Deuteronomy 21:18-21 -
A bad son a State peril.
This is a very remarkable provision. It is based on the well-known fact that there are some who need a strong deterrent to keep them from being a plague and peril to a State, and also on the all-important principle, that whoever is a pest and nuisance in the home, is the bane of the commonwealth to which he belongs. Moses had just laid down the duty of the parent to deal justly with his sons, whatever his personal partialities might be. He now lays down the extent and limits of parental authority over the son. He does not give the father the absolute power of life and death in reference to the child, as some ancient codes did, but, without abolishing that power altogether, he places such checks upon it that while, on the one hand, if a bad son became so outrageous that his life was putting others in peril through its poisonous influence, he would have before him the possibility of capital punishment; yet, on the other hand, this penalty could only be inflicted with the sanction of the elders of the city; the consent of both parents was required ere he could be brought before them; and they (the parents) were expected to be able to say that they had exhausted every known means of reclaiming him before they brought him to that tribunal. It is evident that the law is enacted with the intention of being so deterrent that it may never need to be put into execution. And thus indeed it seems to have proved. For there is no known instance in Jewish history of its having been carried out. £ Forming part, as it did, of an ancient civil code for the Hebrew nation only, it is not in force with us now, and we are not called upon to appreciate its real worth as a guard to the stability of the Hebrew nation. But here, as elsewhere, even in obsolete statutes, we discover permanent principles, which it behooves preachers to develop and enforce, if they would not "shun to declare the whole counsel of God." The truth here taught is this— A bad son is a State peril . Five lines of thought may with advantage be followed out here, with the view of impressing this truth upon the hearts of the people.

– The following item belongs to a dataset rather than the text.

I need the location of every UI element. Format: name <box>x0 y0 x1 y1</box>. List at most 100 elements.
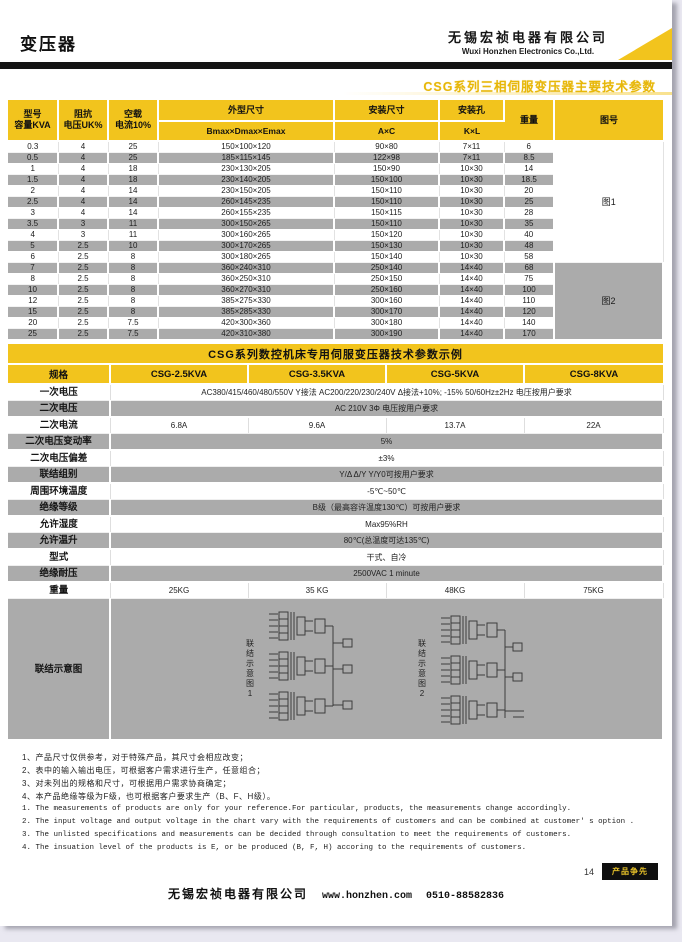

I. A STATE IS WHAT ITS HOMES MAKE IT . It cannot be otherwise. It is made up of its own cities, towns, villages, and hamlets. Each one of these is made up of its homes. If they axe all good, little legislation will be required; if they are all bad, no legislation will avail, even if it could be secured. And according as the good or bad element preponderates, will a State be secure and prosperous or otherwise.
II. AN INCORRIGIBLE SON IS THE BANE OF ANY HOME . It is not within our present province to illustrate or even take up the truth that it is extremely unlikely any son will become incorrigible, unless there is some grievous failure in duty on the part of the parents in not correcting him betimes, and in not keeping the reins in their own hands. It is, unhappily, too often true—"his sons made themselves vile, and he restrained them not." But, however it may come about, the truth is the same, that where a son hearkens not to the voice of his father, and despises to obey his mother, there will be in any home in which such is the case, a source of deep sorrow and indescribable misery; there will be an example fraught with evil influence to the other members of the family. "One sickly sheep infects the flock."
III. SUCH A HOME , SO POISONED , MAY BECOME A CENTER OF UNSPEAKABLE MISCHIEF . For the sons who act so mischievously in the house are, as a rule, those who wander far and wide in pursuit of forbidden pleasure, giving way to the lusts of the flesh, and to sins of the tongue, polluting others wherever they go. Thus a moral miasma, pestilential and even deadly, may be carried from street to street, and from town to town.
IV. THOSE THUS POLLUTED WILL TAKE THE POISON TO OTHER HOMES , One home will infect others. Each infected home will spread the contagion. And so the evil will spread far and wide, not only in an arithmetical, but in a geometrical progression, till even in the course of one or two generations, it will assume a proportion which baffle all powers of calculation to formulate it, and a virulence which may defy the most powerful legislation to arrest it.
V. HENCE THE VERY EXISTENCE OF SUCH A CENTER OF EVIL OUT OF WHICH SUCH COMPLICATED AND WIDESPREAD MISCHIEF MAY ARISE , IS A SOURCE OF GRAVE PERIL TO ANY COMMONWEALTH IN THE WORLD ! It may not be seen nor even suspected when in germ. But germs of evil are fraught with all the evil of which they are the germs.
1. Learn how far-seeing are the provisions of this Mosaic law! What seems severity to the individual is really mercy to the nation. Preventive measures, though severe, may be most genuinely philanthropic.
2. Learn how great is the importance of wisdom and firmness in maintaining parental authority.
3. Learn the need of early habits of obedience to parents. An obedient son is a joy and honor to his parents, a credit to the home, an element of safety in a State. But "God never smiles on a boy that breaks his mother's heart." So said Richard Knill. Finally: What we have said thus far is valid, even if this life were all. But if to this life we add on the next, and bethink us of the amazing issues projecting themselves from time into eternity, who can adequately set forth the importance of taking heed to those early steps on which depend the direction of this earthly life, when on it depends the weal or woe of the life which is to come?